David Cameron’s Chequers speech writing session was held hours after Ed Miliband had finished speaking at Labour conference, and it showed today. This was Cameron’s passionate, sometimes angry, response to the Labour leader. He wanted to make the case that Miliband’s move to the left would endanger the British economy.
His message was give me the time and I will finish the job. What’s the job, building a ‘land of opportunity’. This seems to mean an enterprise economy with an education system good enough to enable social mobility. It is a very Tory message.

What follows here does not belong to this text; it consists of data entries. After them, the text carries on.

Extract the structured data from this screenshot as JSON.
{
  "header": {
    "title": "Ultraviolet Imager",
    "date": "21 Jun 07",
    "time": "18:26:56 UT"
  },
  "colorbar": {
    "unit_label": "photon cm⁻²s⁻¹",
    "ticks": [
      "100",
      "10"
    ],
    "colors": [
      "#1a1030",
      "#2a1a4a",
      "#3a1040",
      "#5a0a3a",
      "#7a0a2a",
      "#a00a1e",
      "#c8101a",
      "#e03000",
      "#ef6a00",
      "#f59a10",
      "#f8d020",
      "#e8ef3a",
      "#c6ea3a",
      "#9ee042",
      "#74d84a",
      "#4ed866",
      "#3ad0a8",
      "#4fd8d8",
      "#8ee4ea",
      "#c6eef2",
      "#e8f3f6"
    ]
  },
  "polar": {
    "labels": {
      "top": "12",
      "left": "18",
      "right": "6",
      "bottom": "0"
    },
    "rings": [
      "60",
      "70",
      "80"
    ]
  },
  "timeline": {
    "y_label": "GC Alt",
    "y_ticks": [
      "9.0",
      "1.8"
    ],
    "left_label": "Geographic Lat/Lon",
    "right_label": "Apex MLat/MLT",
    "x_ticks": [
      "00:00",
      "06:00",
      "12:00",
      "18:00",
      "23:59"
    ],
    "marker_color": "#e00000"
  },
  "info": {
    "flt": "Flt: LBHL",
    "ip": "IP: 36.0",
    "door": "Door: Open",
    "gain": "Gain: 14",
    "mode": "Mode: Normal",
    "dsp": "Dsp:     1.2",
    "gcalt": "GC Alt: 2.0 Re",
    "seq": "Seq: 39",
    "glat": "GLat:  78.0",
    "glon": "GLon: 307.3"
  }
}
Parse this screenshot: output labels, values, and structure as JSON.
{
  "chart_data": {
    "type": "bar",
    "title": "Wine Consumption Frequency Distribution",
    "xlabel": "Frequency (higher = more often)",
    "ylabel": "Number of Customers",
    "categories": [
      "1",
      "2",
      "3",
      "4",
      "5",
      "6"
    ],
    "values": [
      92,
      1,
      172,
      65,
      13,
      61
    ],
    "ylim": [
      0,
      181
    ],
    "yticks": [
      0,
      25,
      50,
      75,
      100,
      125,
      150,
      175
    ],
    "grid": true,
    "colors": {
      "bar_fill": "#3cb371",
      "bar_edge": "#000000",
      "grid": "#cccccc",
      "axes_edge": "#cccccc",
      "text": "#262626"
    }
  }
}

But Cameron was keen to show that he’s still a compassionate Conservative. As he discussed his plan to make youngsters either earn or lean, he sounded like the pushy parent, father of the nation. He argued that he wouldn’t accept his own kids sitting around on the dole, so why should he accept any kids doing that. He even got the conference to clap social workers.
Perhaps, the weakest area of the speech, though, was on the cost of living. Cameron argued that you couldn’t separate the cost of living from the wider economic debate. But, I suspect, that the Tories are going to need to say more than that. They need something to show that they get it, and that they have policies that will drive down household bills.
Cameron cut his political teeth on the Tories’ 1992 campaign. His attempt to be re-elected as Prime Minister will resemble that effort in several ways. There’ll be relentless attacks on Labour’s credibility and a leader that the Tories believe to be to the left of the public. It worked then and Cameron is betting it will again.